Strata partnered with United Community Bank (UCB) and Enhanced Capital on an $8.7 million investment for the Georgia and Springfield, Vermont, projects, each of which have 5 MW/10 MWh of storage capacity. The first installment of financing closed in March, making the sites among the first standalone storage projects to be funded using investment tax credits (ITC) under the Inflation Reduction Act. Both sites have now commenced commercial operations and the final installment of financing has closed.
“Our capital markets team, alongside our partners at Enhanced Capital and United Community Bank, demonstrated unwavering commitment in effectively navigating the investment tax credits associated with the IRA,” said Josh Rogol, president of Strata Clean Energy, “We are looking forward to more financing opportunities using similar strategies, particularly for the Scatter Wash battery storage complex, a 255MW/1GWh site we developed in Phoenix.”

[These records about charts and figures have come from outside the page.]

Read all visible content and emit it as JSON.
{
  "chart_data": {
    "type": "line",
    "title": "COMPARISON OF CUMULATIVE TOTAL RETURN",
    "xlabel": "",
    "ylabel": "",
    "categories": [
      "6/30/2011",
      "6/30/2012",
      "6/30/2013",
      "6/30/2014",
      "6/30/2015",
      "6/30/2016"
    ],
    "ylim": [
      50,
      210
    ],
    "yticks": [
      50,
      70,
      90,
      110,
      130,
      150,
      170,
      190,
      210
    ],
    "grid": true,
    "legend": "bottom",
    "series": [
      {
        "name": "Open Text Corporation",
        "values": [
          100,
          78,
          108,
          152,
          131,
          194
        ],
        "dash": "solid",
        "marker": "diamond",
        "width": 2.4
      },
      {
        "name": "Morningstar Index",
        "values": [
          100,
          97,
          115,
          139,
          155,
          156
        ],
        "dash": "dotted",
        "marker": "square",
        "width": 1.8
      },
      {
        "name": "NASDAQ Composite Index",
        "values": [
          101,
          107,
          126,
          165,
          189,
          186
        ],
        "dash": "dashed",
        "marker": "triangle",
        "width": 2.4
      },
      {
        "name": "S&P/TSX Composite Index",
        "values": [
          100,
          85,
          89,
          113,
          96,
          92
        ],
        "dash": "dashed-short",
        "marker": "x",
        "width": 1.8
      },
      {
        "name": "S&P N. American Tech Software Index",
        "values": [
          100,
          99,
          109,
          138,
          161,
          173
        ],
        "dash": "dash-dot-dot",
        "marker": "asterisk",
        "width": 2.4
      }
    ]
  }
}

The Georgia and Springfield systems will help reduce costs and carbon emissions during peak energy demand periods. As part of its rapidly growing battery energy storage platform, Strata assumes ownership and long-term operational responsibilities for both projects.
“The financing for these two battery energy storage systems marks another milestone in our commitment to impactful investments,” said Ed Rossier, managing director and head of climate finance at Enhanced Capital. “This partnership enables the deployment of innovative energy storage solutions that benefit the grid, the environment, and the community.”
With the addition of the Georgia and Springfield projects, Strata has developed over 3.1 GWh of battery energy storage assets across 13 projects and plans to own and operate facilities nationwide as part of its independent power producer strategy.